Seorang juru bicara junta tidak menanggapi permintaan komentar.
KEMENTERIAN RUSAK
Kementerian luar negeri, yang dibentuk bersama kementerian lain seperti cakar kalajengking yang diyakini oleh sebagian orang sebagai pertanda keberuntungan, telah mengalami "kerusakan parah" dan korban jiwa, menurut seorang pejabat PBB yang berbicara dengan syarat tidak disebutkan namanya.
Kementerian tersebut tidak memiliki listrik atau air dan semua orang mulai dari menteri hingga bawahan duduk dan bekerja di pintu masuk, kata pejabat tersebut.
Media milik pemerintah menunjukkan gambar menteri luar negeri, Than Swe, yang berpartisipasi dalam pertemuan darurat dengan mitra regional pada hari Minggu melalui video, duduk di luar gedung yang tampak rusak, tirai tergantung dari bingkai jendela yang pecah.
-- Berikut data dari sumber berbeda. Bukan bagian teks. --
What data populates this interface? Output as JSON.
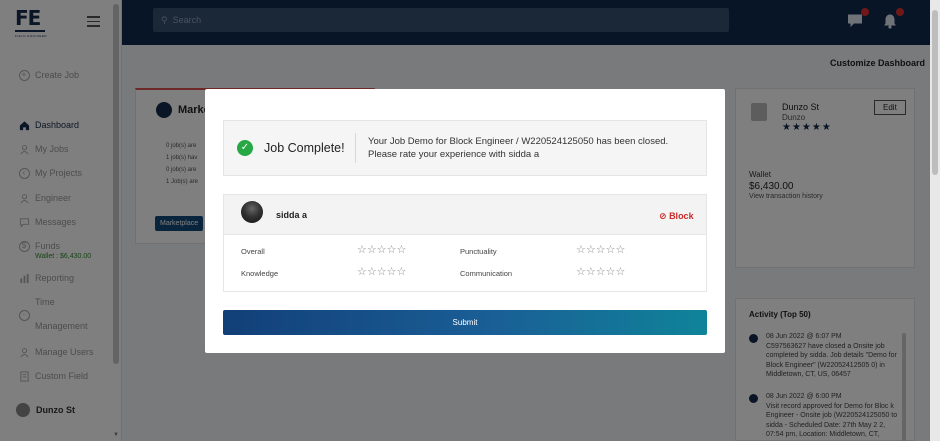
{
  "brand": {
    "logo": "FE",
    "tagline": "FIELD ENGINEER"
  },
  "sidebar": {
    "create_job": "Create Job",
    "items": [
      {
        "label": "Dashboard"
      },
      {
        "label": "My Jobs"
      },
      {
        "label": "My Projects"
      },
      {
        "label": "Engineer"
      },
      {
        "label": "Messages"
      },
      {
        "label": "Funds",
        "sub": "Wallet : $6,430.00"
      },
      {
        "label": "Reporting"
      },
      {
        "label": "Time"
      },
      {
        "label": "Management"
      },
      {
        "label": "Manage Users"
      },
      {
        "label": "Custom Field"
      }
    ],
    "user": "Dunzo St"
  },
  "topbar": {
    "search_placeholder": "Search",
    "messages_badge": "",
    "notifications_badge": ""
  },
  "dashboard": {
    "customize": "Customize Dashboard",
    "marketplace": {
      "title": "Marke",
      "lines": [
        "0 job(s) are",
        "1 job(s) hav",
        "0 job(s) are",
        "1 Job(s) are"
      ],
      "button": "Marketplace"
    },
    "profile": {
      "name": "Dunzo St",
      "company": "Dunzo",
      "stars": "★★★★★",
      "edit": "Edit"
    },
    "wallet": {
      "label": "Wallet",
      "amount": "$6,430.00",
      "link": "View transaction history"
    },
    "activity": {
      "title": "Activity (Top 50)",
      "items": [
        {
          "time": "08 Jun 2022 @ 6:07 PM",
          "text": "C597563627 have closed a Onsite job completed by sidda. Job details \"Demo for Block Engineer\" (W22052412505 0) in Middletown, CT, US, 06457"
        },
        {
          "time": "08 Jun 2022 @ 6:00 PM",
          "text": "Visit record approved for Demo for Bloc k Engineer - Onsite job (W220524125050 to sidda - Scheduled Date: 27th May 2 2, 07:54 pm, Location: Middletown, CT,"
        }
      ]
    }
  },
  "modal": {
    "title": "Job Complete!",
    "message_line1": "Your Job Demo for Block Engineer / W220524125050 has been closed.",
    "message_line2": "Please rate your experience with sidda a",
    "engineer": "sidda a",
    "block": "Block",
    "ratings": [
      {
        "label": "Overall",
        "stars": "☆☆☆☆☆"
      },
      {
        "label": "Punctuality",
        "stars": "☆☆☆☆☆"
      },
      {
        "label": "Knowledge",
        "stars": "☆☆☆☆☆"
      },
      {
        "label": "Communication",
        "stars": "☆☆☆☆☆"
      }
    ],
    "submit": "Submit"
  },
  "colors": {
    "navy": "#0e2a4d",
    "success": "#27a844",
    "danger": "#c92a2a",
    "wallet_green": "#2e8b2e"
  }
}
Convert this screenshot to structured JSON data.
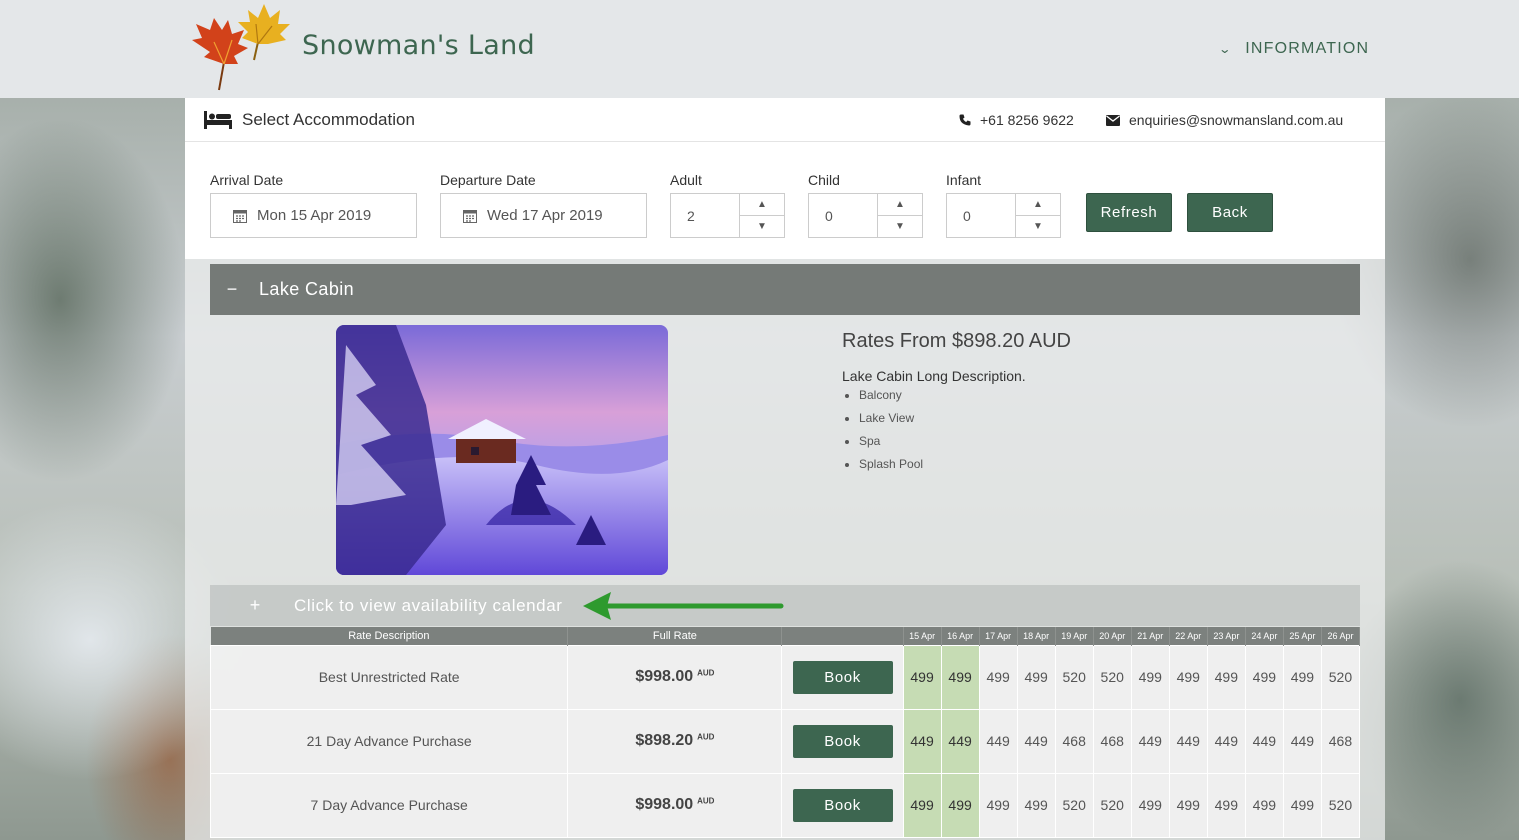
{
  "header": {
    "brand": "Snowman's Land",
    "nav_info": "INFORMATION"
  },
  "panel": {
    "title": "Select Accommodation",
    "phone": "+61 8256 9622",
    "email": "enquiries@snowmansland.com.au"
  },
  "form": {
    "arrival_label": "Arrival Date",
    "arrival_value": "Mon 15 Apr 2019",
    "departure_label": "Departure Date",
    "departure_value": "Wed 17 Apr 2019",
    "adult_label": "Adult",
    "adult_value": "2",
    "child_label": "Child",
    "child_value": "0",
    "infant_label": "Infant",
    "infant_value": "0",
    "refresh_label": "Refresh",
    "back_label": "Back",
    "spin_up": "▲",
    "spin_down": "▼"
  },
  "accommodation": {
    "toggle": "−",
    "title": "Lake Cabin",
    "rates_from": "Rates From $898.20 AUD",
    "long_description": "Lake Cabin Long Description.",
    "features": [
      "Balcony",
      "Lake View",
      "Spa",
      "Splash Pool"
    ],
    "calendar_toggle": "+",
    "calendar_label": "Click to view availability calendar",
    "arrow_color": "#2e9a2e"
  },
  "rates_table": {
    "headers": {
      "description": "Rate Description",
      "full_rate": "Full Rate",
      "dates": [
        "15 Apr",
        "16 Apr",
        "17 Apr",
        "18 Apr",
        "19 Apr",
        "20 Apr",
        "21 Apr",
        "22 Apr",
        "23 Apr",
        "24 Apr",
        "25 Apr",
        "26 Apr"
      ]
    },
    "book_label": "Book",
    "currency": "AUD",
    "rows": [
      {
        "description": "Best Unrestricted Rate",
        "full_rate": "$998.00",
        "prices": [
          "499",
          "499",
          "499",
          "499",
          "520",
          "520",
          "499",
          "499",
          "499",
          "499",
          "499",
          "520"
        ]
      },
      {
        "description": "21 Day Advance Purchase",
        "full_rate": "$898.20",
        "prices": [
          "449",
          "449",
          "449",
          "449",
          "468",
          "468",
          "449",
          "449",
          "449",
          "449",
          "449",
          "468"
        ]
      },
      {
        "description": "7 Day Advance Purchase",
        "full_rate": "$998.00",
        "prices": [
          "499",
          "499",
          "499",
          "499",
          "520",
          "520",
          "499",
          "499",
          "499",
          "499",
          "499",
          "520"
        ]
      }
    ]
  },
  "colors": {
    "brand_green": "#3d6650",
    "selected_date_bg": "#c6dcb4",
    "accordion_bar": "#757a77"
  }
}
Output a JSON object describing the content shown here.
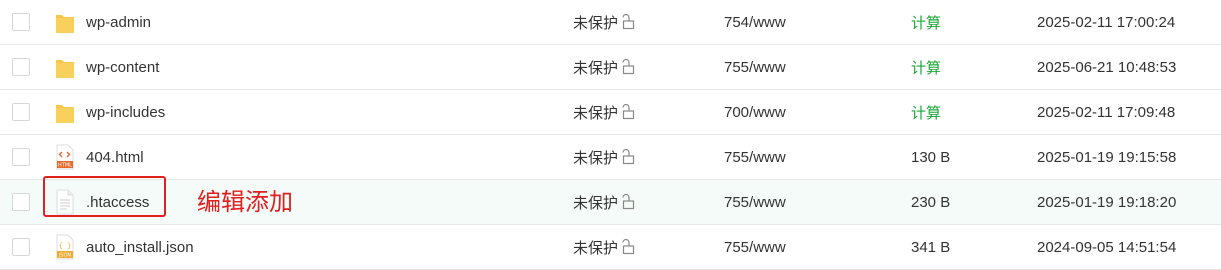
{
  "rows": [
    {
      "type": "folder",
      "name": "wp-admin",
      "permission": "未保护",
      "owner": "754/www",
      "size": "计算",
      "size_is_action": true,
      "date": "2025-02-11 17:00:24"
    },
    {
      "type": "folder",
      "name": "wp-content",
      "permission": "未保护",
      "owner": "755/www",
      "size": "计算",
      "size_is_action": true,
      "date": "2025-06-21 10:48:53"
    },
    {
      "type": "folder",
      "name": "wp-includes",
      "permission": "未保护",
      "owner": "700/www",
      "size": "计算",
      "size_is_action": true,
      "date": "2025-02-11 17:09:48"
    },
    {
      "type": "html",
      "icon_label": "HTML",
      "name": "404.html",
      "permission": "未保护",
      "owner": "755/www",
      "size": "130 B",
      "size_is_action": false,
      "date": "2025-01-19 19:15:58"
    },
    {
      "type": "text",
      "name": ".htaccess",
      "permission": "未保护",
      "owner": "755/www",
      "size": "230 B",
      "size_is_action": false,
      "date": "2025-01-19 19:18:20"
    },
    {
      "type": "json",
      "icon_label": "JSON",
      "name": "auto_install.json",
      "permission": "未保护",
      "owner": "755/www",
      "size": "341 B",
      "size_is_action": false,
      "date": "2024-09-05 14:51:54"
    }
  ],
  "annotation": {
    "text": "编辑添加",
    "color": "#e02020"
  },
  "colors": {
    "folder": "#f5c74a",
    "accent_green": "#20a53a",
    "html_icon": "#e8692b",
    "json_icon": "#f0a92e",
    "highlight_row": "#f5fbf8"
  },
  "icons": {
    "folder": "folder-icon",
    "html": "html-file-icon",
    "text": "text-file-icon",
    "json": "json-file-icon",
    "lock": "unlock-icon"
  }
}
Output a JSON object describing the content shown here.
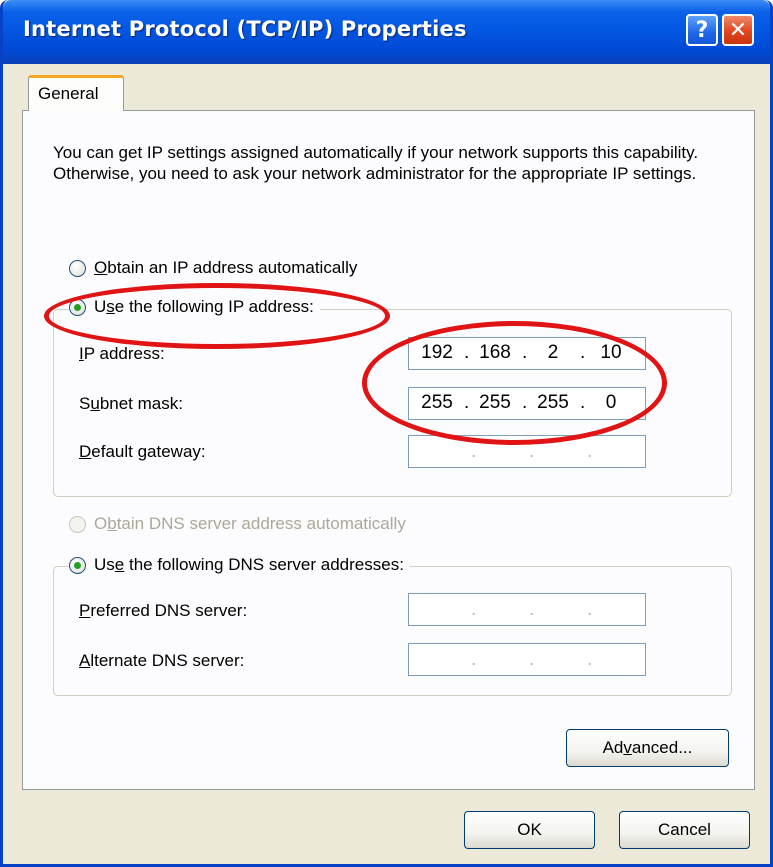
{
  "window": {
    "title": "Internet Protocol (TCP/IP) Properties",
    "help_glyph": "?",
    "close_glyph": "✕"
  },
  "tabs": [
    {
      "label": "General",
      "active": true
    }
  ],
  "intro_text": "You can get IP settings assigned automatically if your network supports this capability. Otherwise, you need to ask your network administrator for the appropriate IP settings.",
  "ip_mode": {
    "auto": {
      "accel": "O",
      "rest": "btain an IP address automatically",
      "checked": false
    },
    "manual": {
      "pre": "U",
      "accel": "s",
      "rest": "e the following IP address:",
      "checked": true
    }
  },
  "ip_fields": {
    "ip_address": {
      "accel": "I",
      "rest": "P address:",
      "octets": [
        "192",
        "168",
        "2",
        "10"
      ]
    },
    "subnet_mask": {
      "pre": "S",
      "accel": "u",
      "rest": "bnet mask:",
      "octets": [
        "255",
        "255",
        "255",
        "0"
      ]
    },
    "default_gateway": {
      "accel": "D",
      "rest": "efault gateway:",
      "octets": [
        "",
        "",
        "",
        ""
      ]
    }
  },
  "dns_mode": {
    "auto": {
      "pre": "O",
      "accel": "b",
      "rest": "tain DNS server address automatically",
      "checked": false,
      "disabled": true
    },
    "manual": {
      "pre": "Us",
      "accel": "e",
      "rest": " the following DNS server addresses:",
      "checked": true
    }
  },
  "dns_fields": {
    "preferred": {
      "accel": "P",
      "rest": "referred DNS server:",
      "octets": [
        "",
        "",
        "",
        ""
      ]
    },
    "alternate": {
      "accel": "A",
      "rest": "lternate DNS server:",
      "octets": [
        "",
        "",
        "",
        ""
      ]
    }
  },
  "buttons": {
    "advanced": {
      "pre": "Ad",
      "accel": "v",
      "rest": "anced..."
    },
    "ok": "OK",
    "cancel": "Cancel"
  },
  "colors": {
    "titlebar": "#0255e0",
    "annotation": "#e01414",
    "radio_dot": "#21a121"
  }
}
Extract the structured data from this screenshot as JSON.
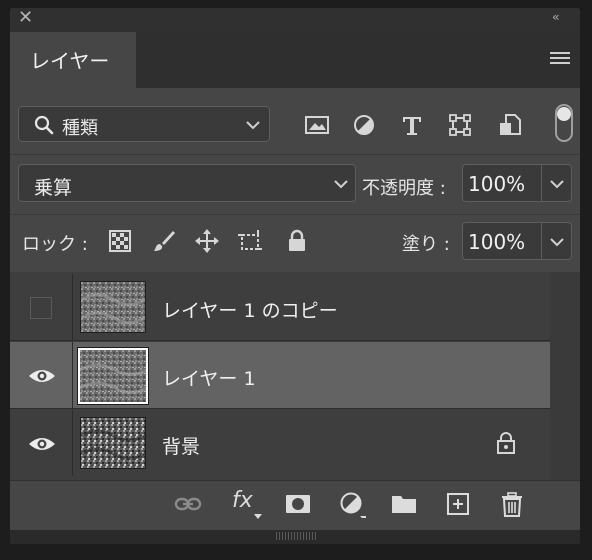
{
  "panel": {
    "title_tab": "レイヤー",
    "close_symbol": "✕",
    "collapse_symbol": "‹‹",
    "icons": {
      "close": "close-icon",
      "collapse": "double-chevron-left-icon",
      "menu": "hamburger-menu-icon"
    }
  },
  "filter": {
    "label": "種類",
    "icons": [
      "image-filter-icon",
      "adjustment-filter-icon",
      "type-filter-icon",
      "shape-filter-icon",
      "smart-object-filter-icon"
    ]
  },
  "blend": {
    "mode": "乗算",
    "opacity_label": "不透明度 :",
    "opacity_value": "100%"
  },
  "lock": {
    "label": "ロック :",
    "icons": [
      "lock-transparency-icon",
      "lock-pixels-icon",
      "lock-position-icon",
      "lock-artboard-icon",
      "lock-all-icon"
    ],
    "fill_label": "塗り :",
    "fill_value": "100%"
  },
  "layers": [
    {
      "name": "レイヤー 1 のコピー",
      "visible": false,
      "selected": false,
      "locked": false
    },
    {
      "name": "レイヤー 1",
      "visible": true,
      "selected": true,
      "locked": false
    },
    {
      "name": "背景",
      "visible": true,
      "selected": false,
      "locked": true
    }
  ],
  "bottom_icons": [
    "link-layers-icon",
    "layer-style-fx-icon",
    "add-mask-icon",
    "adjustment-layer-icon",
    "new-group-icon",
    "new-layer-icon",
    "delete-layer-icon"
  ],
  "fx_text": "fx",
  "colors": {
    "panel": "#464646",
    "selected_row": "#636363",
    "background": "#1d1d1d"
  }
}
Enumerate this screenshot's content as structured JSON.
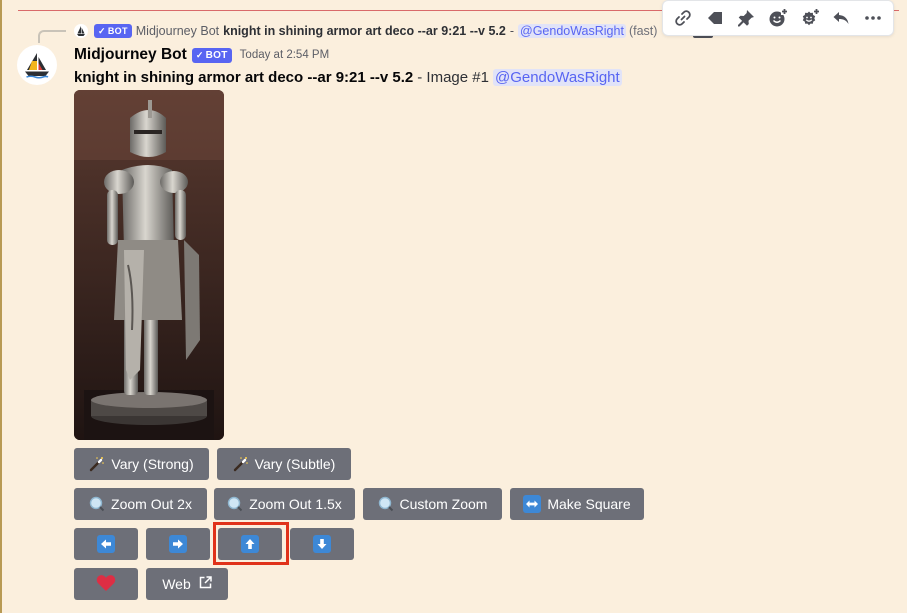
{
  "reply": {
    "bot_tag": "BOT",
    "author": "Midjourney Bot",
    "text": "knight in shining armor art deco --ar 9:21 --v 5.2",
    "dash": "-",
    "mention": "@GendoWasRight",
    "tail": "(fast)"
  },
  "message": {
    "author": "Midjourney Bot",
    "bot_tag": "BOT",
    "timestamp": "Today at 2:54 PM",
    "prompt": "knight in shining armor art deco --ar 9:21 --v 5.2",
    "suffix": "- Image #1",
    "mention": "@GendoWasRight"
  },
  "buttons": {
    "vary_strong": "Vary (Strong)",
    "vary_subtle": "Vary (Subtle)",
    "zoom_out_2x": "Zoom Out 2x",
    "zoom_out_1_5x": "Zoom Out 1.5x",
    "custom_zoom": "Custom Zoom",
    "make_square": "Make Square",
    "web": "Web"
  },
  "toolbar_icons": [
    "link-icon",
    "tag-icon",
    "pin-icon",
    "add-reaction-icon",
    "add-super-reaction-icon",
    "reply-icon",
    "more-icon"
  ],
  "colors": {
    "message_bg": "#fbefdd",
    "button_bg": "#6d6f78",
    "bot_tag": "#5865f2",
    "mention_bg": "#e1e3f8",
    "arrow_blue": "#3d88d6",
    "highlight": "#e0321a",
    "heart": "#dd2e44"
  }
}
Kementerian tersebut "memberi tahu kami bahwa mereka tidak lagi beroperasi, tidak ada komunikasi atau pembangunan," kata seorang sumber yang mengetahui masalah tersebut, seraya menambahkan bahwa staf di Yangon, bekas ibu kota dan kota terbesar, telah didelegasikan tanggung jawabnya.
Laporan awal menunjukkan kerusakan pada infrastruktur militer di Naypyitaw terbatas, kata Morgan Michaels, Peneliti Keamanan dan Pertahanan Asia Tenggara di Institut Internasional untuk Studi Strategis.
Menara kontrol bandara telah runtuh, tetapi hanggar pesawat tampak utuh, katanya.
"Di seluruh zona gempa, jalan rusak, dan ini dapat memengaruhi logistik dan penempatan dalam jangka pendek," kata Michaels.
"Namun sejauh ini gempa bumi tampaknya tidak akan memberikan pukulan serius pada kapasitas tempur militer, dari sudut pandang perangkat keras dan infrastruktur." Militer terus mengebom kota-kota bahkan setelah bencana terjadi, kata kelompok oposisi bersenjata pada hari Minggu.
Meskipun demikian, di Myanmar yang mayoritas beragama Buddha - di mana banyak yang menganggap bencana alam memiliki makna astrologi yang dalam dan para pemimpin militer berturut-turut telah mengandalkan ramalan untuk memandu keputusan - beberapa orang mungkin meramalkan pukulan simbolis.
"Bahkan untuk negara yang agak percaya takhayul, Min Aung Hlaing dikenal sangat percaya takhayul," kata Richard Horsey, senior r Penasihat Myanmar di International Crisis Group.
"Bahkan jika dia tidak percaya gempa bumi itu merupakan bentuk pembalasan karma, dia tahu bahwa orang lain di lingkaran dalamnya dan elit militer - dan negara secara umum - mungkin akan menarik kesimpulan itu."
Dampak parah pada Naypyitaw kemungkinan menjadi bagian dari alasan junta segera meminta bantuan internasional, kata Horsey.
"Min Aung Hlaing juga tahu bahwa ini adalah momen risiko yang cukup besar bagi rezimnya - jaringan patronasenya sendiri dan elit militer terpengaruh," kata Horsey.
Beberapa komentator mengatakan Naypyitaw tampaknya menerima lebih banyak bantuan daripada kota Mandalay yang berpenduduk padat dan wilayah Sagaing di mana seluruh lingkungan diratakan dan penduduk mengatakan tidak ada tanda-tanda mobilisasi militer yang terlihat.
Namun di ibu kota, penduduk juga menggambarkan pemandangan penderitaan yang tak kunjung reda.
Sebagian besar anak-anak dan orang tua yang meninggal ketika beberapa gedung bertingkat yang menampung staf pemerintah runtuh selama gempa bumi, kata seorang penduduk kepada Reuters.
Mereka mendengar suara orang-orang di antara reruntuhan, tetapi tidak ada bantuan yang datang untuk menyelamatkan mereka yang terjebak hingga malam berikutnya. "Tim penyelamat tidak tiba tepat waktu di banyak tempat," katanya.
Keesokan harinya, polisi datang untuk menyelamatkan mayat-mayat tersebut. Sementara itu, kamar mayat penuh, dan tidak ada listrik untuk mendinginkan mayat, sehingga banyak yang membusuk di jalan di luar.
"Kami belum menerima makanan, air, atau bantuan medis," kata warga tersebut. "Kami masih tinggal di jalan di luar gedung kami."